Juan Lowell esperaba un tanto molesto a que su mujer terminara de guardar en su maleta aquello tan importante por lo que habían tenido que volverse a mitad del camino. Ni siquiera se atrevió a preguntar qué era, porque seguramente lo haría enfadar, y comenzar la celebración de su aniversario con una pelea no era la mejor idea.
Juan no se extrañó en absoluto de que su nieta hubiera decidido quedarse ese fin de semana en su casa a pesar de que ellos no estuvieran, ya que Pedro, su inseparable amigo, era una de las razones por las que Paula los visitaba tan a menudo. Pero sí le extrañó que no estuvieran sus padres con ellos, aunque seguramente, como tantas parejas casadas, estarían tomando un merecido descanso y no tardarían en llegar.

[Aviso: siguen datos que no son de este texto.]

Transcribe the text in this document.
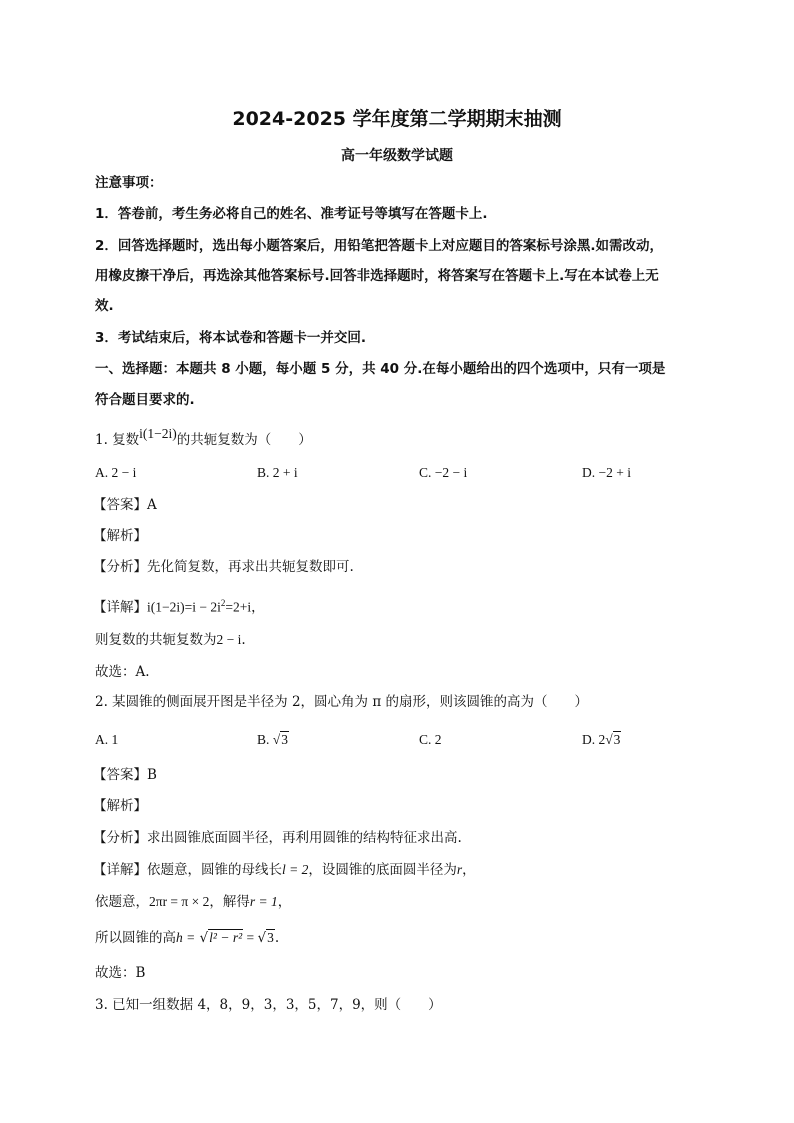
2024-2025 学年度第二学期期末抽测
高一年级数学试题
注意事项：
1．答卷前，考生务必将自己的姓名、准考证号等填写在答题卡上.
2．回答选择题时，选出每小题答案后，用铅笔把答题卡上对应题目的答案标号涂黑.如需改动，
用橡皮擦干净后，再选涂其他答案标号.回答非选择题时，将答案写在答题卡上.写在本试卷上无
效.
3．考试结束后，将本试卷和答题卡一并交回.
一、选择题：本题共 8 小题，每小题 5 分，共 40 分.在每小题给出的四个选项中，只有一项是
符合题目要求的.
1. 复数i(1−2i)的共轭复数为（　　）
A. 2 − i	B. 2 + i	C. −2 − i	D. −2 + i
【答案】A
【解析】
【分析】先化简复数，再求出共轭复数即可.
【详解】$i(1-2i)=i - 2i^2=2+i$，
则复数的共轭复数为2 − i.
故选：A.
2. 某圆锥的侧面展开图是半径为 2，圆心角为 π 的扇形，则该圆锥的高为（　　）
A. 1	B. √3	C. 2	D. 2√3
【答案】B
【解析】
【分析】求出圆锥底面圆半径，再利用圆锥的结构特征求出高.
【详解】依题意，圆锥的母线长l = 2，设圆锥的底面圆半径为r，
依题意，2πr = π × 2，解得r = 1，
所以圆锥的高h = √l² − r² = √3.
故选：B
3. 已知一组数据 4，8，9，3，3，5，7，9，则（　　）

Juan comenzó a sospechar que algo había ocurrido en esa casa cuando vio a su revoltoso nieto Ramiro leyendo un libro con una actitud sospechosamente apacible, y terminó de confirmarlo en el instante en el que halló a Paula prestando gran atención a las lecciones que Pedro le daba, cuando lo más normal era que huyera de ellas como de la peste o que se quedara dormida a la mitad.
Sus observadores ojos detectaron que la puerta de la habitación de su nieta estaba rota, pero guardó silencio a la espera de que esos jóvenes se delataran, algo que no conseguiría por más que los presionara con su firme mirada o los acosara a preguntas.
Finalmente, cansado de esperar a su indecisa mujer, que aún no terminaba de decidir si se llevaba o no otra maldita maleta, salió al porche para disfrutar de una refrescante cerveza. Y mientras lo hacía, decidió dar un paseo por su jardín antes de introducirse otra vez en esa vieja lata de sardinas que era su coche para conducir durante horas.
Cuando sus pasos lo llevaron al viejo roble que había debajo de la ventana del cuarto que ahora era de su nieta, no pudo evitar recordar cuántas veces había escalado ese mismo árbol cuando era joven para intentar alcanzar a Sara. Y fue entonces cuando se sorprendió inmensamente ante el extraño fruto que éste había dado.
Conociendo a su alocada familia, casi ni se inmutó al ver que un chico inconsciente y enrollado en una vieja alfombra había sido colgado del roble. Tras observar la vestimenta de ese sujeto y recordar los rumores que circulaban por el pueblo, no albergó dudas de que se trataba del rival de Pedro, y conociendo lo bueno que era ese chico, se preguntó qué habría hecho ese individuo para acabar de esa manera. O peor: qué habría hecho a su nieta para que el apacible Pedro hubiera actuado de esa manera.
—Juan, no sé si deberíamos irnos; nuestros nietos se comportan de una forma muy extraña. Y he encontrado esto en la papelera —le dijo Sara en ese momento mientras le mostraba una camiseta desgarrada justo antes de percatarse del original adorno que sus nietos habían colocado en el árbol de su jardín—. Pero ¿qué coño es eso? —exclamó Sara, alarmada, preguntándose si ese chico seguía vivo.
—Creo que es uno de esos molestos parásitos que en ocasiones aparecen en el jardín, así que lo mejor es eliminarlo. Sara, ¿dónde está mi escopeta? —preguntó Juan, frunciendo el ceño tras sospechar lo que sus nietos le estaban ocultando.
—Por enésima vez, Juan, ¡tu escopeta está confiscada! —contestó Sara cruzándose de brazos—. Aunque las tijeras de podar son igual de efectivas si las diriges a las zonas adecuadas —añadió Sara después de observar una vez más la destrozada prenda que tenía en sus manos.
—¿Preguntamos o nos hacemos los locos? —interrogó Juan a su furiosa mujer cuando se terminó su cerveza.
—Nunca nos dirán lo que ha pasado a pesar de que lo sospechemos. Mejor nos quedamos en casa y vemos cómo salen de ésta ellos solitos.
—¡Ésa es mi Sara! —exclamó Juan, muy contento por el fin de ese tortuoso viaje que no deseaba en absoluto.
Y para que su mujer no sospechase el motivo real de su alegría, simplemente la besó tan apasionadamente como siempre hacía. Luego, ambos se adentraron en su casa simulando ante sus nietos que eran tan ilusos como ellos creían.